Foi o que afirmou nesta quinta-feira, o Subsecretário-Geral Político II, do ministério das Relações Exteriores, embaixador Roberto Jaguaribe, em audiência pública na Comissão de Relações Exteriores e de Defesa Nacional, do Senado Federal.

Jaguaribe revelou que os presidentes Lula e Ahmadinejad não se falaram depois das eleições de junho. O brasileiro foi um dos poucos que defendeu e apoiou a reeleição do iraniano.

Também não foram retomadas as negociações sobre a visita que o presidente do Irã fará ao Brasil. Ele deveria ter visitado o Brasil em abril, mas cancelou a viagem para se concentrar nas eleições presidenciais.

O diplomata brasileiro reconheceu que o processo eleitoral iraniano é delicado e complexo, “mas não encontramos nenhuma evidência de irregularidades. Existem imperfeições, mas nenhum elemento que nos faça contestar o resultado”, afirmou.

O comércio bilateral atingiu em 2007, US$ 2 bilhões. Deste total, o Brasil vende US$ 1,8 bilhão. “Praticamente, não compramos nada”, revelou.

O Irã cresce a taxas de 5,5% de forma sustentável nos últimos 20 anos. Segundo ele, “a inflação é preocupante assim como os impactos das sanções aplicadas pela ONU, pelos Estados Unidos e pela União Européia”.

De acordo com Roberto Jaguaribe, “o país tem influência político-estratégica e para o Brasil, qualquer solução permanente na região passa pelo Irã que é um ator fundamental”.

“O Irã é um parceiro necessário e importante. Nossa postura fortalece a relação. O Brasil reconhece posições divergentes, mas não concorda com isolamentos que só servem para radicalizar posições”, enfatizou.

Para a diplomacia brasileira, nenhum país tem a receita sobre o que os demais devem fazer.

Eleições

Roberto Jaguaribe afirmou que o Brasil acompanha os desdobramentos das eleições no país e chamou a atenção para o processo eleitoral.

“No Irã foi realizada uma eleição de verdade, não um faz-de-conta para cumprir com as formalidades de uma democracia”, explicou.

Diante da dificuldade em conseguir informações, o Brasil consultou os países vizinhos sobre as eleições no Irã e concluiu que a reeleição de Mahmoud Ahmadinejad era esperada.

Sobre os protestos realizados no país, Jaguaribe reconheceu que “uma parte importante da sociedade iraniana está descontente e outra igualmente importante dos governantes, está consciente disso. Em 20 anos, tivemos um processo recíproco de “demonização” do regime e de seus adversários”.

Jaguaribe também destacou que o Brasil não compra armas do Irã e que o programa nuclear brasileiro seria mais desenvolvido que o iraniano.

“O Irã não tem bomba atômica, mas um programa bem avançado. Hoje, não tem condições de desenvolver a bomba”, assegurou.

O embaixador negou que o Brasil tenha firmado acordos secretos com o Irã. Segundo ele, os dois países buscam mecanismos financeiros que permitam melhorar as relações comerciais.

“Os bancos brasileiros não têm contato com os bancos iranianos. Quando vamos exportar para eles, precisamos de um banco europeu que avaliza uma carta de crédito que tem o banco iraniano. Os bancos europeus têm contato com os
bancos iranianos e essa triangulação nos custa mais”, garantiu.

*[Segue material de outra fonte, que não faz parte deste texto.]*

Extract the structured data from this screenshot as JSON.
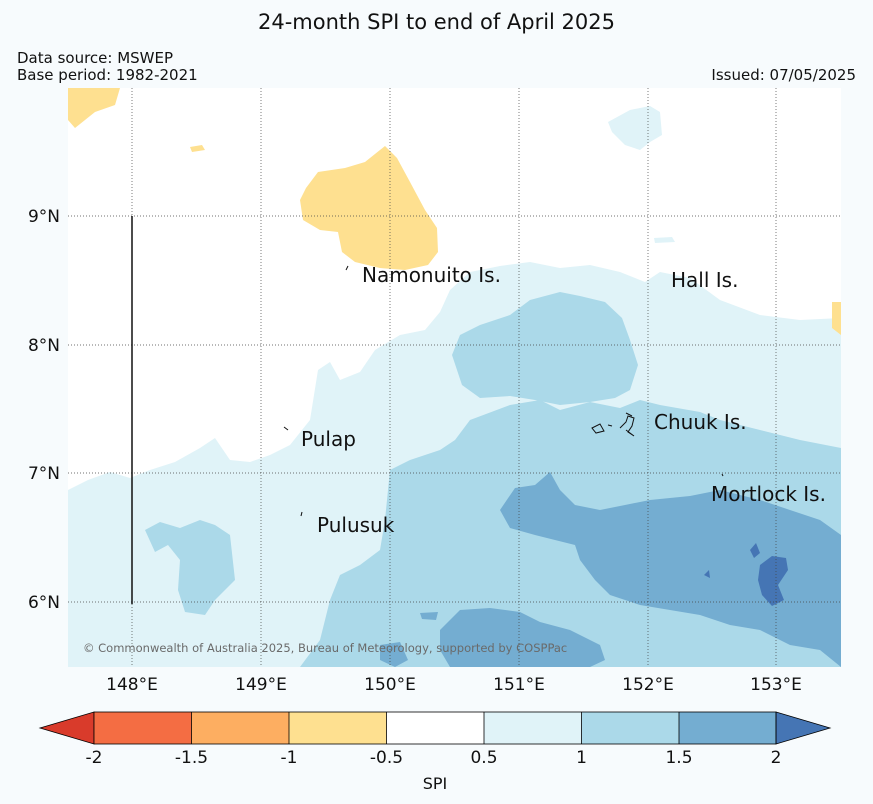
{
  "header": {
    "title": "24-month SPI to end of April 2025",
    "source": "Data source: MSWEP",
    "base_period": "Base period: 1982-2021",
    "issued": "Issued: 07/05/2025"
  },
  "map": {
    "lat_labels": [
      "9°N",
      "8°N",
      "7°N",
      "6°N"
    ],
    "lon_labels": [
      "148°E",
      "149°E",
      "150°E",
      "151°E",
      "152°E",
      "153°E"
    ],
    "places": [
      "Namonuito Is.",
      "Hall Is.",
      "Pulap",
      "Chuuk Is.",
      "Pulusuk",
      "Mortlock Is."
    ],
    "copyright": "© Commonwealth of Australia 2025, Bureau of Meteorology, supported by COSPPac"
  },
  "legend": {
    "label": "SPI",
    "ticks": [
      "-2",
      "-1.5",
      "-1",
      "-0.5",
      "0.5",
      "1",
      "1.5",
      "2"
    ],
    "colors": [
      "#d93b2b",
      "#f46d43",
      "#fdae61",
      "#fee090",
      "#ffffff",
      "#e0f3f8",
      "#abd9e9",
      "#74add1",
      "#4575b4"
    ]
  }
}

Na sua avaliação, “o Irã ganha relevância por estar em contradição com o sistema estabelecido. Outros países com problemas mais sérios são poupados por estarem de acordo com esse sistema. O Brasil saiu da periferia para atuar como protagonista e oferece credibilidade justamente por sua política externa independente”, concluiu.

Bahá’i

O Secretário Nacional de Ações com a Sociedade e o Governo, da Comunidade Bahá’i, do Brasil, Iradj Roberto Eghrari, também participou da audiência e denunciou as violações aos direitos humanos no Irã, principalmente em relação às minorias.

Segundo ele, 139 adolescentes aguardam execução nos corredores da morte em prisões iranianas pelo simples fato de serem Bahá’is.

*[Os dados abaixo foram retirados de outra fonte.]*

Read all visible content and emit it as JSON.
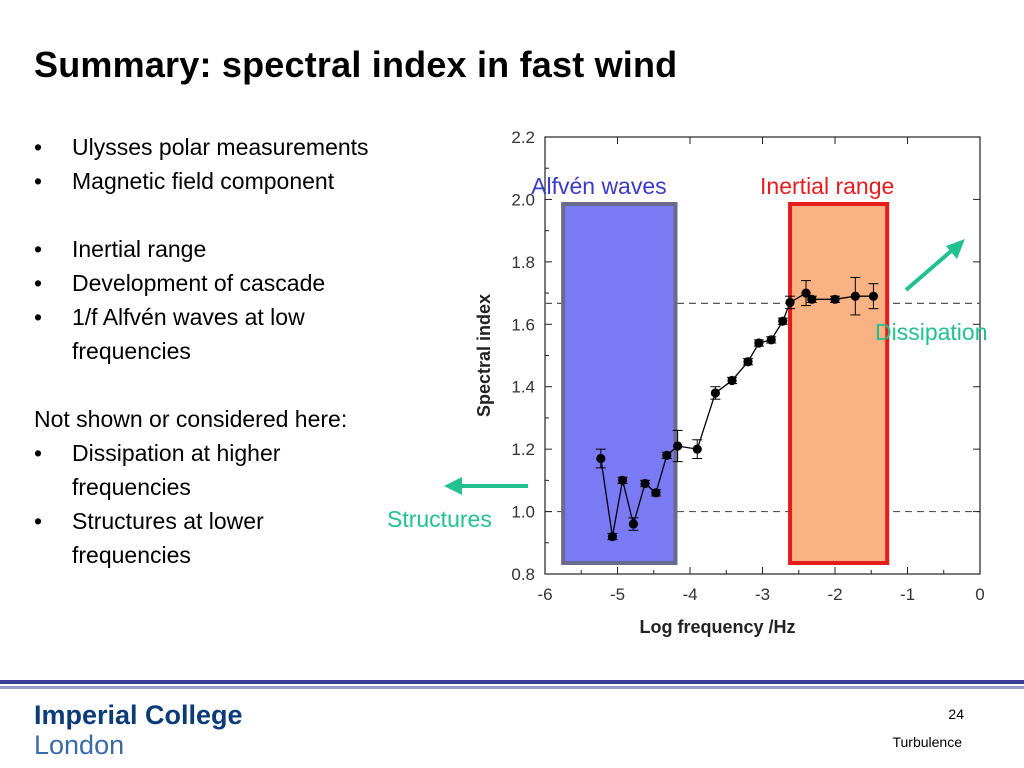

Eghrari afirmou que o Irã é o segundo país que mais executa depois da China.

As minorias também são vítimas de tortura e apedrejamentos, explicou.

No dia 11 de julho, sete lideranças da Comunidade Bahá’i serão julgadas no Irã.

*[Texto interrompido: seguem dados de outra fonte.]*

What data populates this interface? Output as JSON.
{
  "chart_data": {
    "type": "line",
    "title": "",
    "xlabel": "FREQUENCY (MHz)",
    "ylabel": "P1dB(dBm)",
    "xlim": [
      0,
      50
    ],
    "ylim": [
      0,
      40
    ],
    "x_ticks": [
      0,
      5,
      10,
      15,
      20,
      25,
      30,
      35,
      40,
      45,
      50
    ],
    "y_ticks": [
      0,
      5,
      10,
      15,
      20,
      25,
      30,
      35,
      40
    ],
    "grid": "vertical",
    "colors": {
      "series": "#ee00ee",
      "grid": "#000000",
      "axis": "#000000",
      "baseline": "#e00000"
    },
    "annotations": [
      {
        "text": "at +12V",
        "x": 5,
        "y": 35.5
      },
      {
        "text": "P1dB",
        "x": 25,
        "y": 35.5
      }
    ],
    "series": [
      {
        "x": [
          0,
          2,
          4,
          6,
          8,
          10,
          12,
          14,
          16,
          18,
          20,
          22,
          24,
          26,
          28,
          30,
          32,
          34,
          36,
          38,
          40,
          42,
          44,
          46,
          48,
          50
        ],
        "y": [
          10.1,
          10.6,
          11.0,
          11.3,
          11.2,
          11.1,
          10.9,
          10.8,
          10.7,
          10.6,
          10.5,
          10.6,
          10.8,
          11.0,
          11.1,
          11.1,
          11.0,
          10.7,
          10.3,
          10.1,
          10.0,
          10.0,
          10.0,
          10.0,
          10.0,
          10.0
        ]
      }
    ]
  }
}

Para Iradj Eghrari, “o Brasil tem condições de influenciar nessa questão através de uma diplomacia discreta”.

Ele lembrou que a ONU já condenou o Irã por violações dos direitos humanos quando o Brasil absteve-se de votar contra o país.

Em todo o mundo, a Comunidade Bahá’i tem cerca de 6,5 milhões de seguidores. São 65 mil no Brasil e 350 mil no Irã.